Although we're thrilled to have an intensive new game to benchmark with, Company of Heroes fans who have invested in cutting edge hardware may be sorely disappointed with the performance they're going to get. The GeForce GTX Titan has generally awarded its owners with a free pass when it comes to quality settings – simply crank everything to its highest value and start playing – but that is no longer true thanks to Company Heroes 2.

Naturally, this was bound to happen sooner or later and we expect that most Titan owners welcomed the challenge. You'd think the solution would be to add a second Titan, but that won't get you out of trouble with Relic's latest WWII RTS. Although we didn't show SLI performance in this review, we did try it and the scaling was very poor.

It was much the same when testing Crossfire, and with no profiles for either technology we did a little digging into the subject. It turns out CoH will never feature SLI or Crossfire support – at least not without some major work. Relic has confirmed that support won't be introduced and Nvidia has said that it is powerless when it comes to adding SLI.

You also have to question whether CoH 2 should really need more than one GTX Titan for highly playable performance at 1920x1200 on maximum quality. While the game is very detailed and certainly one of the best looking RTS titles we've ever seen, we aren't convinced its visuals warrant that kind of GPU power.

Even on medium quality, when playing at 1920x1200 the performance was much lower than we expected. The GTX 680 and HD 7950 averaged just 41fps, while the more affordable GTX 660 and HD 7790 gave 28fps.

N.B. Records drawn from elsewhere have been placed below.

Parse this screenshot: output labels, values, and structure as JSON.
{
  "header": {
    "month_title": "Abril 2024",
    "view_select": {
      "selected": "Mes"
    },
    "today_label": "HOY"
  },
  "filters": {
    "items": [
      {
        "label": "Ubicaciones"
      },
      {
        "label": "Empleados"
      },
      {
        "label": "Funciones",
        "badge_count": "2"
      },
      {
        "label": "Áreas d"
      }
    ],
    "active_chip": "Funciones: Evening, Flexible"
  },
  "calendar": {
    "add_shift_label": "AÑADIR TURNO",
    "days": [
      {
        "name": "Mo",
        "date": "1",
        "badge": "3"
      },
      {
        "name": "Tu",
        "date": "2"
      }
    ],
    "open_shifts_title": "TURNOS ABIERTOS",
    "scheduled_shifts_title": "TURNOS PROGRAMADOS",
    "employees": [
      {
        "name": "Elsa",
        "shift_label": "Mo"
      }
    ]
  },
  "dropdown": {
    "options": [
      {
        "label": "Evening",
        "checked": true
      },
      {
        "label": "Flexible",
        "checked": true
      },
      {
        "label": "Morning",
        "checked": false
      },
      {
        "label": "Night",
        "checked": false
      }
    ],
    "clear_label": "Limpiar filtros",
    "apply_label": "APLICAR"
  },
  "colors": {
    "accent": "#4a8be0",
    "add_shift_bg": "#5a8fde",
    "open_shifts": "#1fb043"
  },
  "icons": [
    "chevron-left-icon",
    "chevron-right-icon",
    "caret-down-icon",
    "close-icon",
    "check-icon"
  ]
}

Some players might accept an average of 30fps for this title being an RTS and all, but as a huge fan of these games, I really can't enjoy them with anything less than 60fps, which is a problem with CoH 2.

The key to maximum performance seems to be a highly clocked CPU, preferably a Core i7 or Core i5, and it's no surprise that we recommend overclocking if you want to squeeze more performance out of your system, especially if you're using an i3 or anything from AMD. While the FX-8350 performed well, i5 chips such as the i5-3470 gave much more bang, though if you plan to play with maximum quality then your GPU will probably create a bottleneck before your CPU anyway.

Unfortunately, we're a little disappointed with the results overall as CoH 2 seems far too demanding for what it is. Furthermore, for a game that requires such a tremendous amount of graphical power, its lack of multi-GPU support feels like a serious blunder to us.